Camera.clipSpaceToViewSpace
It seems that a correct equation should be inverse(projectionMatrix) * clipSpacePosition.xyz * clipSpacePosition.w.
Camera.viewSpaceToWorld
And here inverse(viewMatrix) * viewSpacePosition.

Camera.clipSpaceToViewSpace
It seems that a correct equation should be inverse(projectionMatrix) * clipSpacePosition.xyz * clipSpacePosition.w.

I have to admit that I'm a little confused between those 2 answers:

• google/filament#3827 (reply in thread)
• google/filament#5998 (comment)

So viewSpaceToClipSpace should also be divided by w?
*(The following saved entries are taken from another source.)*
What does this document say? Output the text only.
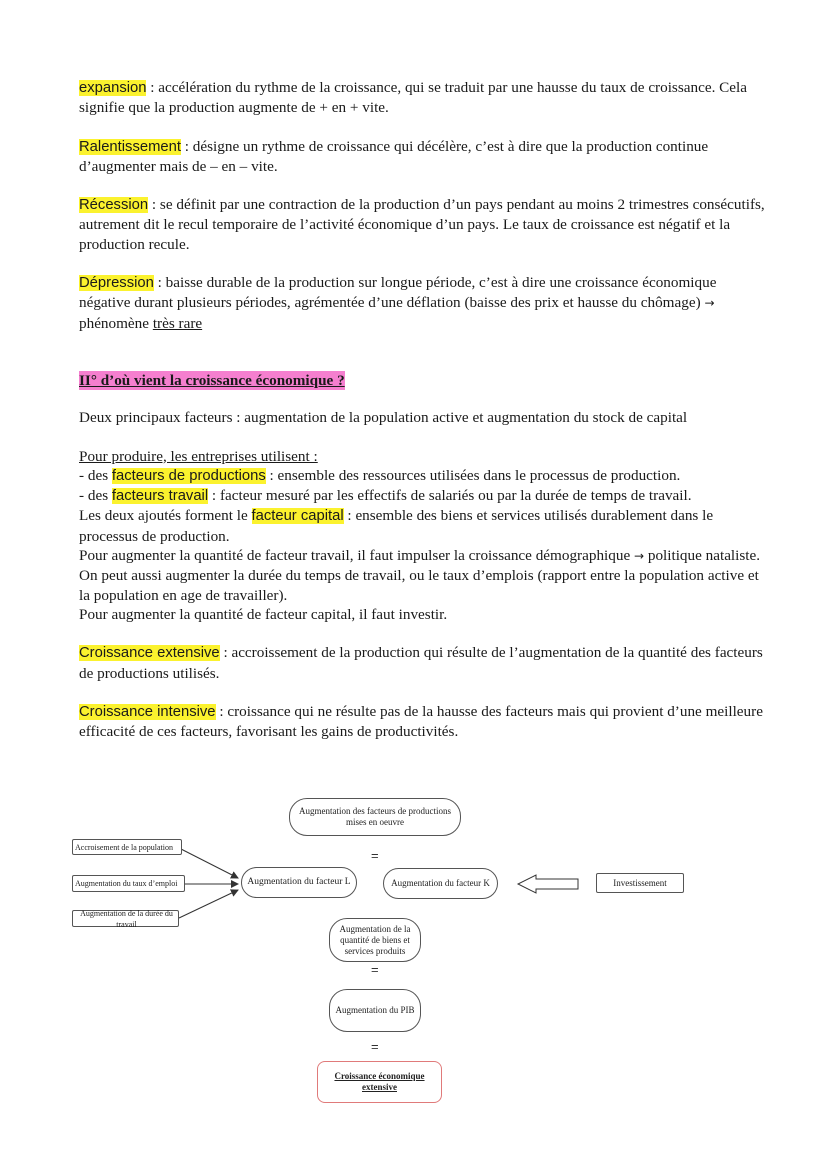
expansion : accélération du rythme de la croissance, qui se traduit par une hausse du taux de croissance. Cela signifie que la production augmente de + en + vite.

Ralentissement : désigne un rythme de croissance qui décélère, c’est à dire que la production continue d’augmenter mais de – en – vite.

Récession : se définit par une contraction de la production d’un pays pendant au moins 2 trimestres consécutifs, autrement dit le recul temporaire de l’activité économique d’un pays. Le taux de croissance est négatif et la production recule.

Dépression : baisse durable de la production sur longue période, c’est à dire une croissance économique négative durant plusieurs périodes, agrémentée d’une déflation (baisse des prix et hausse du chômage) → phénomène très rare

II° d’où vient la croissance économique ?

Deux principaux facteurs : augmentation de la population active et augmentation du stock de capital

Pour produire, les entreprises utilisent :
- des facteurs de productions : ensemble des ressources utilisées dans le processus de production.
- des facteurs travail : facteur mesuré par les effectifs de salariés ou par la durée de temps de travail.
Les deux ajoutés forment le facteur capital : ensemble des biens et services utilisés durablement dans le processus de production.
Pour augmenter la quantité de facteur travail, il faut impulser la croissance démographique → politique nataliste. On peut aussi augmenter la durée du temps de travail, ou le taux d’emplois (rapport entre la population active et la population en age de travailler).
Pour augmenter la quantité de facteur capital, il faut investir.

Croissance extensive : accroissement de la production qui résulte de l’augmentation de la quantité des facteurs de productions utilisés.

Croissance intensive : croissance qui ne résulte pas de la hausse des facteurs mais qui provient d’une meilleure efficacité de ces facteurs, favorisant les gains de productivités.

Augmentation des facteurs de productions mises en oeuvre
=
Accroisement de la population
Augmentation du taux d’emploi
Augmentation de la durée du travail
Augmentation du facteur L	Augmentation du facteur K	Investissement
Augmentation de la quantité de biens et services produits
=
Augmentation du PIB
=
Croissance économique extensive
fun Camera.viewSpaceToClipSpace(viewSpacePosition: Position) =
    projectionMatrix * viewSpacePosition.xyz / viewSpacePosition.w

Here it is?

typealias ClipSpacePosition = Float4

fun Camera.clipSpaceToViewSpace(clipSpacePosition: ClipSpacePosition) : Position =
    inverse(projectionMatrix) * clipSpacePosition.xyz * clipSpacePosition.w

fun Camera.viewSpaceToClipSpace(viewSpacePosition: Position): ClipSpacePosition {
    val clipSpacePosition = projectionMatrix * ClipSpacePosition(viewSpacePosition.xyz, 1.0f)
    return ClipSpacePosition(clipSpacePosition.xyz / clipSpacePosition.w, w = clipSpacePosition.w)
}

fun Camera.viewSpaceToWorld(viewSpacePosition: Position) : Position =
    inverse(viewMatrix) * viewSpacePosition

fun Camera.worldToViewSpace(worldPosition: Position) : Position =
    (projectionMatrix * viewMatrix) * worldPosition

fun FilamentView.clipSpaceToViewPort(clipSpacePosition: ClipSpacePosition): Position {
    val viewPortSize = Float2(x = viewport.width.toFloat(), y = viewport.height.toFloat())
    return ((clipSpacePosition + 1.0f) * 0.5f * viewPortSize).xyz
}

fun FilamentView.clipSpaceToViewSpace(clipSpacePosition: ClipSpacePosition): Position =
    camera!!.clipSpaceToViewSpace(clipSpacePosition)

fun FilamentView.viewSpaceToWorld(viewSpacePosition: Position): Position =
    camera!!.viewSpaceToWorld(viewSpacePosition)

fun FilamentView.worldToViewSpace(worldPosition: Position): Position =
    camera!!.worldToViewSpace(worldPosition)

fun FilamentView.viewSpaceToClipSpace(viewSpacePosition: Position): ClipSpacePosition =
    camera!!.viewSpaceToClipSpace(viewSpacePosition)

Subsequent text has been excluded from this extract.